Quando o assunto é maternidade

Quando o assunto é maternidade, parece que há uma espécie de aura mística que cerca as mães. Elas ganham superpoderes, como a capacidade de fazer várias coisas ao mesmo tempo, decifrar choros de bebês e, claro, resistir a qualquer cansaço. No entanto, o mito de que a maternidade automaticamente te transforma em uma entidade diferente fisicamente ainda é forte.

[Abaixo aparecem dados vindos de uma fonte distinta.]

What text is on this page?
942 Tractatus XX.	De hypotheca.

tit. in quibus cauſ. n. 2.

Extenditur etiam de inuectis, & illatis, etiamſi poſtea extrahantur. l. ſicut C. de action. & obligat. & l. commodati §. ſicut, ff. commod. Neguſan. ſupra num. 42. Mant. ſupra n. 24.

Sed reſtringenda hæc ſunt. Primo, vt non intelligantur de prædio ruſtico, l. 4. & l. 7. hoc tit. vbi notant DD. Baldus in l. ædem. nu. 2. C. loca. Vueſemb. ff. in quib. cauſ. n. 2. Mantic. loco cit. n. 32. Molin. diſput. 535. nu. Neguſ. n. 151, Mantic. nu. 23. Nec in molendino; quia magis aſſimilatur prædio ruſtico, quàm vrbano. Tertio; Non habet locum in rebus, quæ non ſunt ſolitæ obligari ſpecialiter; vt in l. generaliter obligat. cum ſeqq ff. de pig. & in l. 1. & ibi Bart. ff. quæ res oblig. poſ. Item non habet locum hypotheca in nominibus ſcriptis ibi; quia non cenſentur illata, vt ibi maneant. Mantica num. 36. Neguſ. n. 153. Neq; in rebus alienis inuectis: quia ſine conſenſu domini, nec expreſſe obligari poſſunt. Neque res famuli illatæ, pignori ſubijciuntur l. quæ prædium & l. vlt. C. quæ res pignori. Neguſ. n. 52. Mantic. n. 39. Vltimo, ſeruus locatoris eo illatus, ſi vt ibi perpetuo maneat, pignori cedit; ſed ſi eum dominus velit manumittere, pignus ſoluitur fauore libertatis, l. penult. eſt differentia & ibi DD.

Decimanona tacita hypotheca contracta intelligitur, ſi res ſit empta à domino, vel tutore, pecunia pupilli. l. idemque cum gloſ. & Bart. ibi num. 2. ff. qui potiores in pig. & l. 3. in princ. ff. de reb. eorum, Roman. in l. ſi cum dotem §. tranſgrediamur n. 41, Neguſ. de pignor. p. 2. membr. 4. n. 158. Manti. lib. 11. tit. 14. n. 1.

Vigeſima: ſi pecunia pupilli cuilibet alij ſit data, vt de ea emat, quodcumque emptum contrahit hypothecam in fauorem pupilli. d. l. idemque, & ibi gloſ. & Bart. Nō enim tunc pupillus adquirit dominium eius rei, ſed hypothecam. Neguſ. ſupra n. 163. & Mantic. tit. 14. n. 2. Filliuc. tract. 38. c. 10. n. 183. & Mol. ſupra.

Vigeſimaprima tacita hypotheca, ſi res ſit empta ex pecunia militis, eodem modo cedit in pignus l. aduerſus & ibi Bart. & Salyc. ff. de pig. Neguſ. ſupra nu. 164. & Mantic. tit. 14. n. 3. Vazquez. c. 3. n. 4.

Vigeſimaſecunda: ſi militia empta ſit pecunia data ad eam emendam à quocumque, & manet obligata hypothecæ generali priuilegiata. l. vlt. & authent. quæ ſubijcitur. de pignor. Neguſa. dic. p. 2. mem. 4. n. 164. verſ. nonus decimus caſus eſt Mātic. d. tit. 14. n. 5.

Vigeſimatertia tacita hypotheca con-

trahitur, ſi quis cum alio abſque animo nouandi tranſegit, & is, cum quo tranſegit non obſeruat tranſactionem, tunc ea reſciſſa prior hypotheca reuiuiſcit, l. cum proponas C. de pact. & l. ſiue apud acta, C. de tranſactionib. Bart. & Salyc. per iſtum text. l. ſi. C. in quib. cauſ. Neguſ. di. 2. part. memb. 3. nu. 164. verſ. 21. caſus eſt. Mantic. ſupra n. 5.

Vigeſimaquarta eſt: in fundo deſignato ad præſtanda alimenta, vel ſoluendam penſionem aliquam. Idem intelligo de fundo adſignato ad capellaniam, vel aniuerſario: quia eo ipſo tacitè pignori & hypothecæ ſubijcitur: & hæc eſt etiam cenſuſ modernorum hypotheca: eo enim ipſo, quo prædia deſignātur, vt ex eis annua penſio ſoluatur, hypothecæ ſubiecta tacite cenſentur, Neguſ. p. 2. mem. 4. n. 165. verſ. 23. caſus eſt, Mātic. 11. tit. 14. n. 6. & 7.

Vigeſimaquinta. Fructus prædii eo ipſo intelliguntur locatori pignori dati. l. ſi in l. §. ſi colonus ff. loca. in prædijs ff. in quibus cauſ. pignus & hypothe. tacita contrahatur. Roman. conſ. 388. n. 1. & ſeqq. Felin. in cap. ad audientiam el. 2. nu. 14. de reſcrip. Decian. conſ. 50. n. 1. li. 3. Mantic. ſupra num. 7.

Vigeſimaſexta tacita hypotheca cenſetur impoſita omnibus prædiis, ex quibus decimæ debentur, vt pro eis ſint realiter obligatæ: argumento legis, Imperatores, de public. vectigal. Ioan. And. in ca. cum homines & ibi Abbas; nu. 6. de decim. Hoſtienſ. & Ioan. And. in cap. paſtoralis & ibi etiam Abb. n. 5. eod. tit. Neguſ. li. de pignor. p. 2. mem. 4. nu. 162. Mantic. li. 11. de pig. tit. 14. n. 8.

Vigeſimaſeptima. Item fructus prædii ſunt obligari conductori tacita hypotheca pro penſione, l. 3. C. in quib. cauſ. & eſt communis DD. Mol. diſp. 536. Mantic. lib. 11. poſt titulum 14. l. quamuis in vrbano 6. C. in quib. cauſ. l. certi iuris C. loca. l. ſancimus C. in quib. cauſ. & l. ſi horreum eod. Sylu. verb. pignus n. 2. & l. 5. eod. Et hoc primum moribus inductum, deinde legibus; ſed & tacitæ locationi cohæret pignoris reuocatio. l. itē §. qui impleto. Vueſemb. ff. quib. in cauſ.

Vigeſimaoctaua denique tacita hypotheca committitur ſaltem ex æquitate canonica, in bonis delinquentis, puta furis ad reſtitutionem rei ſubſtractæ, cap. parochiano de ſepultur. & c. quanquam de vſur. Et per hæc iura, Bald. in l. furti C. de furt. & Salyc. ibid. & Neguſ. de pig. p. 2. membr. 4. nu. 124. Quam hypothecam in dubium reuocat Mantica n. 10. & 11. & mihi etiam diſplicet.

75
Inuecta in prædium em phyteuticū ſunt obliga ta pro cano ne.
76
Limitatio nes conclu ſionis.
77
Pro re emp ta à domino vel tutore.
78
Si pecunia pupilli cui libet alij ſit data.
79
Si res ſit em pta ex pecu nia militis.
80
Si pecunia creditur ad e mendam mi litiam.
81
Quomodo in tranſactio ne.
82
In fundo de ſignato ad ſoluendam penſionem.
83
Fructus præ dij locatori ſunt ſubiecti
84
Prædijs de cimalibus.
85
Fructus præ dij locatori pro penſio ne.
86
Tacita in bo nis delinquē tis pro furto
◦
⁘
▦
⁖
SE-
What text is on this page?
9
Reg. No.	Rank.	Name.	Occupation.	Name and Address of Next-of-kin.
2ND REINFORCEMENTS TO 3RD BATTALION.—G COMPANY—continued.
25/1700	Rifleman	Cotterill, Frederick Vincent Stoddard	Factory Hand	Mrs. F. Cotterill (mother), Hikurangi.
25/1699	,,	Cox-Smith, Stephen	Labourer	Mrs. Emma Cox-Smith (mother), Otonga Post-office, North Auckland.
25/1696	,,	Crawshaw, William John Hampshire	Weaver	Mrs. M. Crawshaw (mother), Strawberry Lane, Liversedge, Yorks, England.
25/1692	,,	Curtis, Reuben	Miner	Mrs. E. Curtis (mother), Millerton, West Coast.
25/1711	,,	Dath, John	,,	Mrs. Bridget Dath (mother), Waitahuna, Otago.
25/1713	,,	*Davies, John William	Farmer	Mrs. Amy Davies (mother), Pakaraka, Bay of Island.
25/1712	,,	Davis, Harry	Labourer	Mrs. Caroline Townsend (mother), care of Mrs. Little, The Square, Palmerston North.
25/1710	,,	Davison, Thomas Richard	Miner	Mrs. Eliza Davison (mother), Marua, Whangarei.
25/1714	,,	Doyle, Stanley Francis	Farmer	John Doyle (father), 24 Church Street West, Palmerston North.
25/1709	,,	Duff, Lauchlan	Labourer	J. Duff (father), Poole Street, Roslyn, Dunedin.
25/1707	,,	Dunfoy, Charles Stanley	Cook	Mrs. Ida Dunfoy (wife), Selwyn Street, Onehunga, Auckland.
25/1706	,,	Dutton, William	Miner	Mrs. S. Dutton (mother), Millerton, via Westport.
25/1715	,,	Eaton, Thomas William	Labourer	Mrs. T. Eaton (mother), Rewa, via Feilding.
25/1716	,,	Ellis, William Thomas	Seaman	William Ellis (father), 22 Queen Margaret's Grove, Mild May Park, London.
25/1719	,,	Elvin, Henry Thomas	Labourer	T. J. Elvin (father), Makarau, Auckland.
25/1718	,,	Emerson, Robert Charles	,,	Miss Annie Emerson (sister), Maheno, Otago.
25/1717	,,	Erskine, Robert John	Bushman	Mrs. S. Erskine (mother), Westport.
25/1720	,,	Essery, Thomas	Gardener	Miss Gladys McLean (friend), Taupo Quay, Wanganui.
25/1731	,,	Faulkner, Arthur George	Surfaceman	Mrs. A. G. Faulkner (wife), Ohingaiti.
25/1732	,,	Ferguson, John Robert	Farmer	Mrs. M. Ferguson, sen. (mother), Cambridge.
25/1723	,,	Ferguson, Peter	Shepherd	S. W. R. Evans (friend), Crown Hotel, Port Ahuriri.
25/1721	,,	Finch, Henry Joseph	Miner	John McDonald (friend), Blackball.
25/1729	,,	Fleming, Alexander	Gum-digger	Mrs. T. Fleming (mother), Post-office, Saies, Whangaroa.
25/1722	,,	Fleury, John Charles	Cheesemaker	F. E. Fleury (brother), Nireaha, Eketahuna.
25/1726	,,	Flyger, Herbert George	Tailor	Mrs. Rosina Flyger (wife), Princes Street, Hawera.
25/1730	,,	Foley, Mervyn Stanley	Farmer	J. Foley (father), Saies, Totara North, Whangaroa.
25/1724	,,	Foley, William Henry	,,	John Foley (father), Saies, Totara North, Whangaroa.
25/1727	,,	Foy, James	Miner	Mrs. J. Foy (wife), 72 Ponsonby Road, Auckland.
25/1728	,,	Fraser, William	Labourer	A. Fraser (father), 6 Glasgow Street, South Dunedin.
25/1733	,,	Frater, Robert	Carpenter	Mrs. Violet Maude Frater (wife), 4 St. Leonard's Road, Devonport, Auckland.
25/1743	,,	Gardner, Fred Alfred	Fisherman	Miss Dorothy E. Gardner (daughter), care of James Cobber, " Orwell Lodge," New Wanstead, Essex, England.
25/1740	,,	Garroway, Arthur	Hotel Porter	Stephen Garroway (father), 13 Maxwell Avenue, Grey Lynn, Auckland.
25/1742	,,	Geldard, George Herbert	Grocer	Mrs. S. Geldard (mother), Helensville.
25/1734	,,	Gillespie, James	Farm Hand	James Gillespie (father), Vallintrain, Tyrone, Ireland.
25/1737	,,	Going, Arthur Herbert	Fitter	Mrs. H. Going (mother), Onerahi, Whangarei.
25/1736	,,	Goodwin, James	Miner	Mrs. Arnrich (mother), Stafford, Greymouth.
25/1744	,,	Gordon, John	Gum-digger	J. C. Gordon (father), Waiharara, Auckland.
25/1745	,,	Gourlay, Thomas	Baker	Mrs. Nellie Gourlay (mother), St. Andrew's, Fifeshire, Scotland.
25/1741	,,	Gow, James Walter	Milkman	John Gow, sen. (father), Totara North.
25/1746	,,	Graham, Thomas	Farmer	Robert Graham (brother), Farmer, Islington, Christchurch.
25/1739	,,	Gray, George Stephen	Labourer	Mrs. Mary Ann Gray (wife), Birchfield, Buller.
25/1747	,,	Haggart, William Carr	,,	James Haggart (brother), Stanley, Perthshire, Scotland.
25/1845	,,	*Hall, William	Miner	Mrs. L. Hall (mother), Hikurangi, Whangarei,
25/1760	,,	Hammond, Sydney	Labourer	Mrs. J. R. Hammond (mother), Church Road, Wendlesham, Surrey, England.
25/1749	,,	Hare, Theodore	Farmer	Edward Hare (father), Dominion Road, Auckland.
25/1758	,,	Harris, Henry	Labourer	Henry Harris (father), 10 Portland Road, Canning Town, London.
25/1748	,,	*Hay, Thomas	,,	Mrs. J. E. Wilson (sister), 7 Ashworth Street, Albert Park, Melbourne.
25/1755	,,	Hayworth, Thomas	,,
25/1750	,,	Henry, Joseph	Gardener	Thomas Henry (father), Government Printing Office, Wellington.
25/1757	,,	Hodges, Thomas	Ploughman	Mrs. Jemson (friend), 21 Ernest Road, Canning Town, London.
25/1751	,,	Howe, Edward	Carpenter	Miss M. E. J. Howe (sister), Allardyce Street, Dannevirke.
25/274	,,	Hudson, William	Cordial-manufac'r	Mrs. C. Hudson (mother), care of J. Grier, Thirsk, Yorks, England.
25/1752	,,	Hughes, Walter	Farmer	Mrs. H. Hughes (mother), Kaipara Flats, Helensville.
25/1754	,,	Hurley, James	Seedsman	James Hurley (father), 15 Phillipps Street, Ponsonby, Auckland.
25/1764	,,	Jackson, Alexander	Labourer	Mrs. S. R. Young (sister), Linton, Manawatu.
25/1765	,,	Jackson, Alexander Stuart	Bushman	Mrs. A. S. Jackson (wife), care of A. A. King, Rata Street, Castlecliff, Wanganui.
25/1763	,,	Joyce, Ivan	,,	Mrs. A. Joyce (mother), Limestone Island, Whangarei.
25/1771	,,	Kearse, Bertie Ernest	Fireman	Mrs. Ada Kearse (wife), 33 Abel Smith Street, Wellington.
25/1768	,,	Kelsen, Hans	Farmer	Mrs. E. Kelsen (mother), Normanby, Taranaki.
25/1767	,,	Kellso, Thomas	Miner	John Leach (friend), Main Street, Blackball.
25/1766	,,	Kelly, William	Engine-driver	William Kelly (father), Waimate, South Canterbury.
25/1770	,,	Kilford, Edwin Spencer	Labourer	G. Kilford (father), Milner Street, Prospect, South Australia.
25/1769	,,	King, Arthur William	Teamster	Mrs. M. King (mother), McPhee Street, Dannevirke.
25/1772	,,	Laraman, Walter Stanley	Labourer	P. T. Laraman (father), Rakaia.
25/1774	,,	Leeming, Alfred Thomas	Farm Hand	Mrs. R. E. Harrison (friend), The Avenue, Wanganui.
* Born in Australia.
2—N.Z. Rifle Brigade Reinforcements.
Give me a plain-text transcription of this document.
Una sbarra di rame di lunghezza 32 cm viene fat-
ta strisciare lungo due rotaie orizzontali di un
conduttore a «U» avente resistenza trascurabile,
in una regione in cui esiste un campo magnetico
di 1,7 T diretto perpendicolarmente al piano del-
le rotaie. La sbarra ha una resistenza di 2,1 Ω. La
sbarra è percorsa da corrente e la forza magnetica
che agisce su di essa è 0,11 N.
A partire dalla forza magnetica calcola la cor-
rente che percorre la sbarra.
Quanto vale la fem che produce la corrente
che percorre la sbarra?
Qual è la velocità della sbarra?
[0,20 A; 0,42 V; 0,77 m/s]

Afinal, quem nunca ouviu a famosa frase: “Nem parece que é mãe”?

É quase como se a sociedade esperasse que a mãe devesse carregar um letreiro neon escrito “Sou mãe”, que, por algum motivo, estaria estampado em seu corpo. As pessoas ficam genuinamente chocadas quando encontram uma mãe que continua, digamos, inteira — como se tivessem imaginado que o parto envolvesse a perda de uma parte do corpo, um braço, uma perna, quem sabe?

Mas o mais engraçado é essa noção bizarra de que a mulher, ao se tornar mãe, deveria, por algum motivo, ser facilmente identificável por uma transformação física misteriosa. A realidade é que as mães, assim como qualquer ser humano, têm suas batalhas diárias, mas continuam sendo elas mesmas, às vezes até com um toque a mais de força e resiliência.

No fim das contas, a maternidade é mesmo um superpoder, mas sem necessidade de rótulos ou mudanças drásticas no corpo. E quem realmente acredita que ser mãe significa “deixar de ser inteira” claramente não entende como essas mulheres mantêm tudo funcionando, inclusive elas mesmas!